Paine College and a former vice president have decided to settle a civil lawsuit instead of taking the case before a federal court jury this week.
Jury selection was set to begin Monday in U.S. District Court in the lawsuit by Brandon Brown, but both sides agreed to the settlement and the lawsuit will be dismissed once the agreement is executed, according to court documents. Terms of the settlement were not stated in the lawsuit.
Brown filed suit in 2015 contending the school, through then new president, Samuel Sullivan, refused to honor the July 2014 four-year employment contract extended by the former president George Bradley.
Brown contended Sullivan informed him in October 2014 that the contract was unenforceable and that he was eliminating Brown’s position as senior vice president of institutional advancement.
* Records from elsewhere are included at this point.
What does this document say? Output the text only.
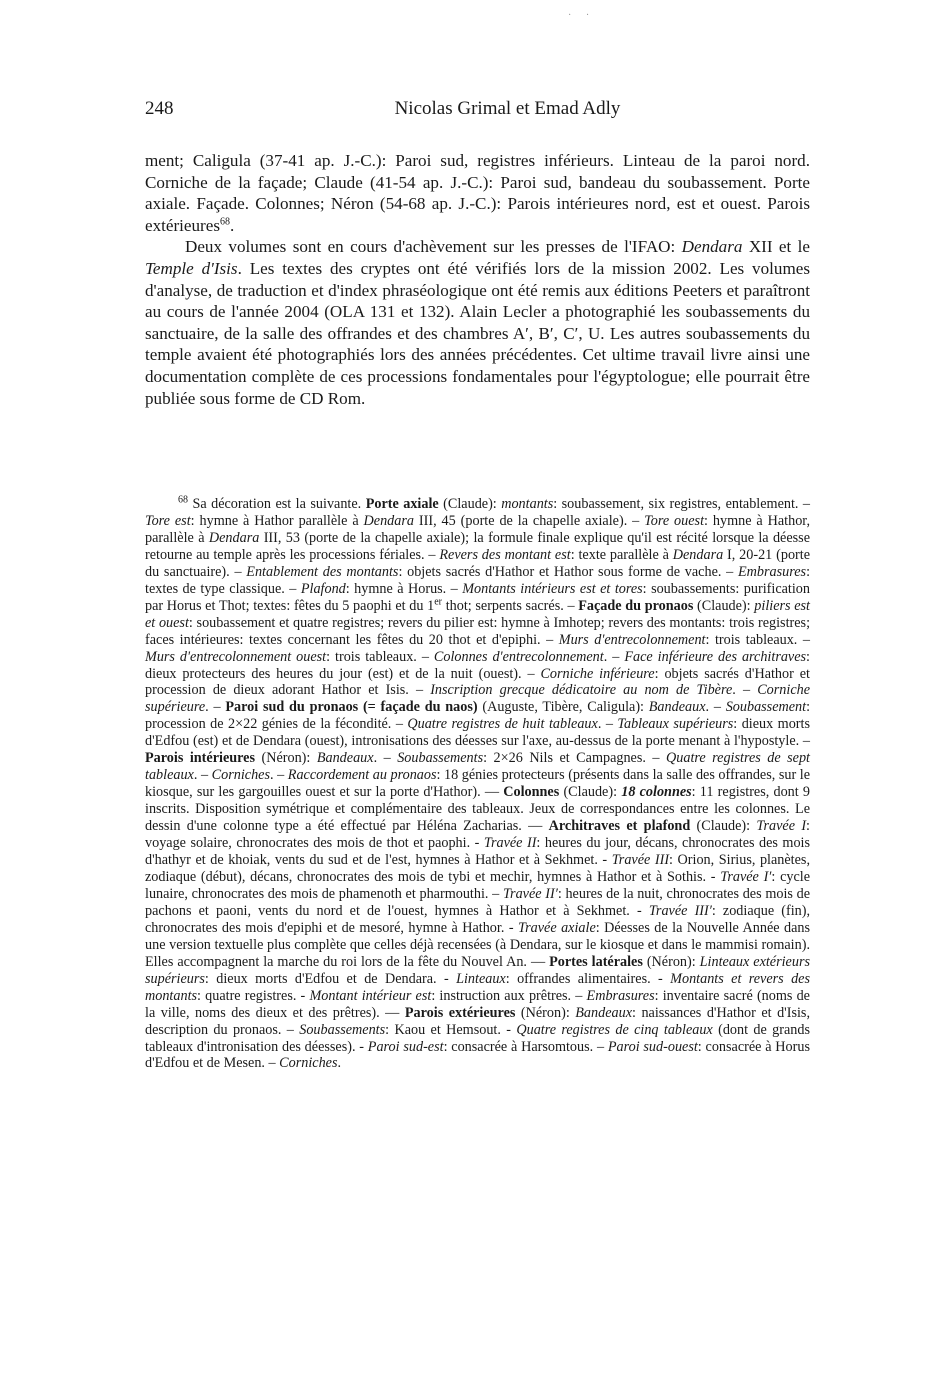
· ·
248	Nicolas Grimal et Emad Adly

ment; Caligula (37-41 ap. J.-C.): Paroi sud, registres inférieurs. Linteau de la paroi nord. Corniche de la façade; Claude (41-54 ap. J.-C.): Paroi sud, bandeau du soubassement. Porte axiale. Façade. Colonnes; Néron (54-68 ap. J.-C.): Parois intérieures nord, est et ouest. Parois extérieures$^{68}$.

Deux volumes sont en cours d'achèvement sur les presses de l'IFAO: Dendara XII et le Temple d'Isis. Les textes des cryptes ont été vérifiés lors de la mission 2002. Les volumes d'analyse, de traduction et d'index phraséologique ont été remis aux éditions Peeters et paraîtront au cours de l'année 2004 (OLA 131 et 132). Alain Lecler a photographié les soubassements du sanctuaire, de la salle des offrandes et des chambres A′, B′, C′, U. Les autres soubassements du temple avaient été photographiés lors des années précédentes. Cet ultime travail livre ainsi une documentation complète de ces processions fondamentales pour l'égyptologue; elle pourrait être publiée sous forme de CD Rom.

$^{68}$ Sa décoration est la suivante. Porte axiale (Claude): montants: soubassement, six registres, entablement. – Tore est: hymne à Hathor parallèle à Dendara III, 45 (porte de la chapelle axiale). – Tore ouest: hymne à Hathor, parallèle à Dendara III, 53 (porte de la chapelle axiale); la formule finale explique qu'il est récité lorsque la déesse retourne au temple après les processions fériales. – Revers des montant est: texte parallèle à Dendara I, 20-21 (porte du sanctuaire). – Entablement des montants: objets sacrés d'Hathor et Hathor sous forme de vache. – Embrasures: textes de type classique. – Plafond: hymne à Horus. – Montants intérieurs est et tores: soubassements: purification par Horus et Thot; textes: fêtes du 5 paophi et du 1er thot; serpents sacrés. – Façade du pronaos (Claude): piliers est et ouest: soubassement et quatre registres; revers du pilier est: hymne à Imhotep; revers des montants: trois registres; faces intérieures: textes concernant les fêtes du 20 thot et d'epiphi. – Murs d'entrecolonnement: trois tableaux. – Murs d'entrecolonnement ouest: trois tableaux. – Colonnes d'entrecolonnement. – Face inférieure des architraves: dieux protecteurs des heures du jour (est) et de la nuit (ouest). – Corniche inférieure: objets sacrés d'Hathor et procession de dieux adorant Hathor et Isis. – Inscription grecque dédicatoire au nom de Tibère. – Corniche supérieure. – Paroi sud du pronaos (= façade du naos) (Auguste, Tibère, Caligula): Bandeaux. – Soubassement: procession de 2×22 génies de la fécondité. – Quatre registres de huit tableaux. – Tableaux supérieurs: dieux morts d'Edfou (est) et de Dendara (ouest), intronisations des déesses sur l'axe, au-dessus de la porte menant à l'hypostyle. – Parois intérieures (Néron): Bandeaux. – Soubassements: 2×26 Nils et Campagnes. – Quatre registres de sept tableaux. – Corniches. – Raccordement au pronaos: 18 génies protecteurs (présents dans la salle des offrandes, sur le kiosque, sur les gargouilles ouest et sur la porte d'Hathor). — Colonnes (Claude): 18 colonnes: 11 registres, dont 9 inscrits. Disposition symétrique et complémentaire des tableaux. Jeux de correspondances entre les colonnes. Le dessin d'une colonne type a été effectué par Héléna Zacharias. — Architraves et plafond (Claude): Travée I: voyage solaire, chronocrates des mois de thot et paophi. - Travée II: heures du jour, décans, chronocrates des mois d'hathyr et de khoiak, vents du sud et de l'est, hymnes à Hathor et à Sekhmet. - Travée III: Orion, Sirius, planètes, zodiaque (début), décans, chronocrates des mois de tybi et mechir, hymnes à Hathor et à Sothis. - Travée I′: cycle lunaire, chronocrates des mois de phamenoth et pharmouthi. – Travée II′: heures de la nuit, chronocrates des mois de pachons et paoni, vents du nord et de l'ouest, hymnes à Hathor et à Sekhmet. - Travée III′: zodiaque (fin), chronocrates des mois d'epiphi et de mesoré, hymne à Hathor. - Travée axiale: Déesses de la Nouvelle Année dans une version textuelle plus complète que celles déjà recensées (à Dendara, sur le kiosque et dans le mammisi romain). Elles accompagnent la marche du roi lors de la fête du Nouvel An. — Portes latérales (Néron): Linteaux extérieurs supérieurs: dieux morts d'Edfou et de Dendara. - Linteaux: offrandes alimentaires. - Montants et revers des montants: quatre registres. - Montant intérieur est: instruction aux prêtres. – Embrasures: inventaire sacré (noms de la ville, noms des dieux et des prêtres). — Parois extérieures (Néron): Bandeaux: naissances d'Hathor et d'Isis, description du pronaos. – Soubassements: Kaou et Hemsout. - Quatre registres de cinq tableaux (dont de grands tableaux d'intronisation des déesses). - Paroi sud-est: consacrée à Harsomtous. – Paroi sud-ouest: consacrée à Horus d'Edfou et de Mesen. – Corniches.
He offered Brown the lower position of vice president of institutional advancement without a guarantee of continued employment.
Brown said he was terminated Oct. 9, 2014, and sought damages of more than $400,000. Brown also contended a Georgia Department of Labor’s judicial officer also found in his favor.
The college countered that Brown’s contract was not binding and that Bradley acted wrongfully to enrich his associates at the school’s expense. Although the college did not admit any liability, it contended Brown’s potential damages should be limited because he rejected the other job which paid $93,000 a year.
A second, unrelated lawsuit against Paine College is still pending. Freddie Johnson sued in 2015 contending Bradley wrongfully terminated his severance pay agreement. The agreement gave Johnson up to $50,350 in monthly payments of $2,500 for career transition services. Johnson contends he provided what he was supposed to as part of the agreement – giving the school an update on all pending matters in the Division of Administration and Fiscal Affairs.
For several years Paine College faced financial troubles that led to probation in 2014 and the possible loss of its accreditation by the Southern Association of Colleges and Schools Commission on Colleges in 2016. The school is still on probation and later responded by filing a lawsuit, claiming SACS’s standards are biased against small private colleges. The lawsuit is pending and Paine is considered accredited but on probation.